Under the ordinance changes, parade organizers will now be able to follow a clearly defined permitting process that allows traditional parades to apply as early as December and public assemblies to become unpermitted parades without penalty. These amendments update a parade ordinance created in the 1930s which has received minimal revisions since.
“Chicago is home to many diverse cultures and communities who celebrate their heritage with a variety of parades in different neighborhoods,” said Mayor Emanuel. “Adopting this ordinance helps ensure that parades with longstanding ties to their communities continue, and at the same time, it ensures that public assemblies do not face penalties if they suddenly become parades as residents exercise their rights to free speech.”
Revisions to the ordinance include:
- A provision for a waiver of fees and insurance if such requirements would prevent First Amendment activity.
- Early submission dates (December 1-15) for organizers of traditional parades, defined as those held every year for at least five consecutive years.
- Extension of the time frame for the submission and first right of refusal of all other parade permits from the first two business days of the year to the first five business days of the year.

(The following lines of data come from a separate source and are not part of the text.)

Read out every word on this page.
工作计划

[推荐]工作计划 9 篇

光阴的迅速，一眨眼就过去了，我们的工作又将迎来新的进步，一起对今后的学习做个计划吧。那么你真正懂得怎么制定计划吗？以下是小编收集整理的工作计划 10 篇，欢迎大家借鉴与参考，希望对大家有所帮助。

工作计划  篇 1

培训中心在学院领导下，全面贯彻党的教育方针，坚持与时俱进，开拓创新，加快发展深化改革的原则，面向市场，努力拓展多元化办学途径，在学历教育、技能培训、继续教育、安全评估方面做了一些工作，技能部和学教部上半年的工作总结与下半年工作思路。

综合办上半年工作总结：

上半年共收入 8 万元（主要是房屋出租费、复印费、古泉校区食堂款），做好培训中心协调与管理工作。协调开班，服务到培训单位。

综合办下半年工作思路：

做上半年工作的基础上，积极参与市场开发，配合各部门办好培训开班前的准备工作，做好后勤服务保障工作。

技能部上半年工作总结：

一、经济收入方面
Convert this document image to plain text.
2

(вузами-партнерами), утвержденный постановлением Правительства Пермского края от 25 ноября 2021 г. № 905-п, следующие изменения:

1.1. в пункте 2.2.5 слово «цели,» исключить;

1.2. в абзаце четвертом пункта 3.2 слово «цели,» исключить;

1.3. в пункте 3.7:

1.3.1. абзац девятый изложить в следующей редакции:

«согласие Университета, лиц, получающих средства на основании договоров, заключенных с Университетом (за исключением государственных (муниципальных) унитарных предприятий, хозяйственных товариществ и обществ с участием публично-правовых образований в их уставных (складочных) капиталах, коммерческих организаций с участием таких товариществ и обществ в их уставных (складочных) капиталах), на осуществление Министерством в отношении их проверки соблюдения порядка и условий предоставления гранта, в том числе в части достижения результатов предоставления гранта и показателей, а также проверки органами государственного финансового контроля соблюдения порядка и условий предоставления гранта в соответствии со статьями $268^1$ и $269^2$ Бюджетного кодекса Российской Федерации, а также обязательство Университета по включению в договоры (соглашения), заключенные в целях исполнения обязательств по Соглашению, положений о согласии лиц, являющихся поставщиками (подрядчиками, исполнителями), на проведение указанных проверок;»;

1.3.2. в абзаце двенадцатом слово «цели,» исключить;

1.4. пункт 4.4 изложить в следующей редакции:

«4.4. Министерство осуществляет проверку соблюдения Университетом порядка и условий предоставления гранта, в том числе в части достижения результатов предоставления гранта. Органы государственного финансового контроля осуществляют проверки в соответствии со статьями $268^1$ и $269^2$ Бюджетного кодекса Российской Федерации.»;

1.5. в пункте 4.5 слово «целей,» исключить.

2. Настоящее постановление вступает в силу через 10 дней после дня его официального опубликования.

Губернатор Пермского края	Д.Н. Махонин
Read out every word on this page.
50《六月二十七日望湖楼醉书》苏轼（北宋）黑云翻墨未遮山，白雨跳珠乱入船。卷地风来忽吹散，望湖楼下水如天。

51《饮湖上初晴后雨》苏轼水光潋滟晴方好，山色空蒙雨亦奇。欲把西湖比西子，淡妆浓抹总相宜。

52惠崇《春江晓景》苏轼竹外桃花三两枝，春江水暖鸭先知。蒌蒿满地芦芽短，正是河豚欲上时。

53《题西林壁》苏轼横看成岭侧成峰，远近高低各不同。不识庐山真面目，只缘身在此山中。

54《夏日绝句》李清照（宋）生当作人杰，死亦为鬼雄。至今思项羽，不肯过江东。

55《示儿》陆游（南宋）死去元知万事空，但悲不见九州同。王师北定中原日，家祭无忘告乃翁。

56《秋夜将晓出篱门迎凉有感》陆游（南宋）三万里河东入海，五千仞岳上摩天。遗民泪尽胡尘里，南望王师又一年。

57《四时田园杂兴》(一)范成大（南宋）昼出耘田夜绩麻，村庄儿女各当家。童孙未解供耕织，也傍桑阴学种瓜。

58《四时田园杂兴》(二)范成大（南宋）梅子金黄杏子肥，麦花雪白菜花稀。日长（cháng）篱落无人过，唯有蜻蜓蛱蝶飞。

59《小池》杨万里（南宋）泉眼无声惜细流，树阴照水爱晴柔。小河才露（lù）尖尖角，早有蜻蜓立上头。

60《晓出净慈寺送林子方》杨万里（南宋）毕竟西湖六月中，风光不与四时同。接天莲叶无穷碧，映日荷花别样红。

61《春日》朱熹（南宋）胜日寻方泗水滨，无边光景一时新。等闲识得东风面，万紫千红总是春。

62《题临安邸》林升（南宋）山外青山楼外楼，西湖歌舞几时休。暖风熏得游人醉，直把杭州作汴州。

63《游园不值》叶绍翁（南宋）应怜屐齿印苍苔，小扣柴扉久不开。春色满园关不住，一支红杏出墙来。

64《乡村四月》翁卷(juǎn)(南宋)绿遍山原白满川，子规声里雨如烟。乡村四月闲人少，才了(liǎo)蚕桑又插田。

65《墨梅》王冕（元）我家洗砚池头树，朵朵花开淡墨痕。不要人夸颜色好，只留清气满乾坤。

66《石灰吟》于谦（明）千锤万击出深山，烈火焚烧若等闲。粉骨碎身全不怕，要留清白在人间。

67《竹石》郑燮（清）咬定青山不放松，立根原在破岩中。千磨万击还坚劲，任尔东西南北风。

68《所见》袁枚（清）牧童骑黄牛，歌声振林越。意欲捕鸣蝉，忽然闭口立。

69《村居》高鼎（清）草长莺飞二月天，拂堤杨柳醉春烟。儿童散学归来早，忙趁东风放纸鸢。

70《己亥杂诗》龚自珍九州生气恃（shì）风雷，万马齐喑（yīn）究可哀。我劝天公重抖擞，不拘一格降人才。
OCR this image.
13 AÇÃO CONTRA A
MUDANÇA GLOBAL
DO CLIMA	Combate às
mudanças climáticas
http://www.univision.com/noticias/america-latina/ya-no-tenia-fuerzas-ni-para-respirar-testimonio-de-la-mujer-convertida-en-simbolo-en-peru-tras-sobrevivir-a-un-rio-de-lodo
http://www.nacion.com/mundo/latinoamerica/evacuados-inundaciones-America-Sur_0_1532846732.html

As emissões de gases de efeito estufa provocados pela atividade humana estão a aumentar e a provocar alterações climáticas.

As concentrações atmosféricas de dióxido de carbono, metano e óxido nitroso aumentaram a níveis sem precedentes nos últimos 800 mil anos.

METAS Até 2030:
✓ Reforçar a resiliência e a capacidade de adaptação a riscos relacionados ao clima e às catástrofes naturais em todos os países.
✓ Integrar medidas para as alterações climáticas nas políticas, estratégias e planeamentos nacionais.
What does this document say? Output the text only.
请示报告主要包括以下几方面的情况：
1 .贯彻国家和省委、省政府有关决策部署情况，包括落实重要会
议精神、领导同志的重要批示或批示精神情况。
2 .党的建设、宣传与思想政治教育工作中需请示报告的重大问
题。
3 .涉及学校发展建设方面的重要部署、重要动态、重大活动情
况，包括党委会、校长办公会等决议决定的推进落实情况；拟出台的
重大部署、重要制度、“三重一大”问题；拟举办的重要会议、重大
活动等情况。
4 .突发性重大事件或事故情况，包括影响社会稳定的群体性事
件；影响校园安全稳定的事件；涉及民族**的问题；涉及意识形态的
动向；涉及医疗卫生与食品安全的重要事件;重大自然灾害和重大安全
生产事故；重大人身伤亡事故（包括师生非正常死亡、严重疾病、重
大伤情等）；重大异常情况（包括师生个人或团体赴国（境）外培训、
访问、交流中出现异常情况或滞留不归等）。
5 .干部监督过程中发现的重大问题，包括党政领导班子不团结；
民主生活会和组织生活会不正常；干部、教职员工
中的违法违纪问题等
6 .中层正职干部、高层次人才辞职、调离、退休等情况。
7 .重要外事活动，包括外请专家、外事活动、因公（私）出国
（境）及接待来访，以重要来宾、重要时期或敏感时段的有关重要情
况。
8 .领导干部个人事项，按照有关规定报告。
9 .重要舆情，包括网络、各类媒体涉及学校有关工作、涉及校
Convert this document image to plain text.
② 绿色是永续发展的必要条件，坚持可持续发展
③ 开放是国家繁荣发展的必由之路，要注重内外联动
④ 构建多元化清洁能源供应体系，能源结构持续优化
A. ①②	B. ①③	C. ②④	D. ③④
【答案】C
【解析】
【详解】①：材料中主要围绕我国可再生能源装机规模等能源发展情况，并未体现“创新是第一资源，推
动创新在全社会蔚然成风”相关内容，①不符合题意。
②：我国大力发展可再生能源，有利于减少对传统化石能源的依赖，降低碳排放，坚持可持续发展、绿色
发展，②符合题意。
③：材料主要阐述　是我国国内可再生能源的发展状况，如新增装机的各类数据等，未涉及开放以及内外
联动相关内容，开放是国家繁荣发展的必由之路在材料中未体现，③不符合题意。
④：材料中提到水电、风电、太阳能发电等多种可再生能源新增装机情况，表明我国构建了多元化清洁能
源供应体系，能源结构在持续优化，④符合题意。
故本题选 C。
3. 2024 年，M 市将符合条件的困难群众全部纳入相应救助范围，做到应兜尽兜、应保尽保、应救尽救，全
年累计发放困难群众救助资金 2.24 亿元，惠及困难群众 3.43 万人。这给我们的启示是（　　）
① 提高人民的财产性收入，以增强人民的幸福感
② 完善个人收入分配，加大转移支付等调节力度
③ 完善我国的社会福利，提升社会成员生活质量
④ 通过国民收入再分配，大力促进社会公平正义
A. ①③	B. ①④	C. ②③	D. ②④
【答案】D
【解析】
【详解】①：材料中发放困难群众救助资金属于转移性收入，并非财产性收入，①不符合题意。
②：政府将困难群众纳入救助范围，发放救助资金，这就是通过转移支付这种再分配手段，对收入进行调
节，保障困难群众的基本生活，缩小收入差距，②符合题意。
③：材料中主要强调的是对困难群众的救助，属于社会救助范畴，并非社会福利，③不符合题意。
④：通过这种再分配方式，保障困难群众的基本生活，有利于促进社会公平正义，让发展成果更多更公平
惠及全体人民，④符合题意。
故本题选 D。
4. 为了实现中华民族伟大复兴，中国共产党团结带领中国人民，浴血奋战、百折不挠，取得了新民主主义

Other updates include limiting the time in which amplified sound is allowed from 8 a.m. to 10 p.m. as a courtesy to residents as well as increasing the permit application fee from $35-$50 to support administrative expenses. The minimum fine for violating this ordinance will rise from $50 to $200.
“We are responding to the need to clarify a process that has been convoluted and inefficient,” said Michelle T. Boone, Commissioner of the Department of Cultural Affairs and Special Events. “This is now an easy process that all parade organizers can manage so that they can continue to offer the pageantry and enjoyment that parades provide to the residents of Chicago.”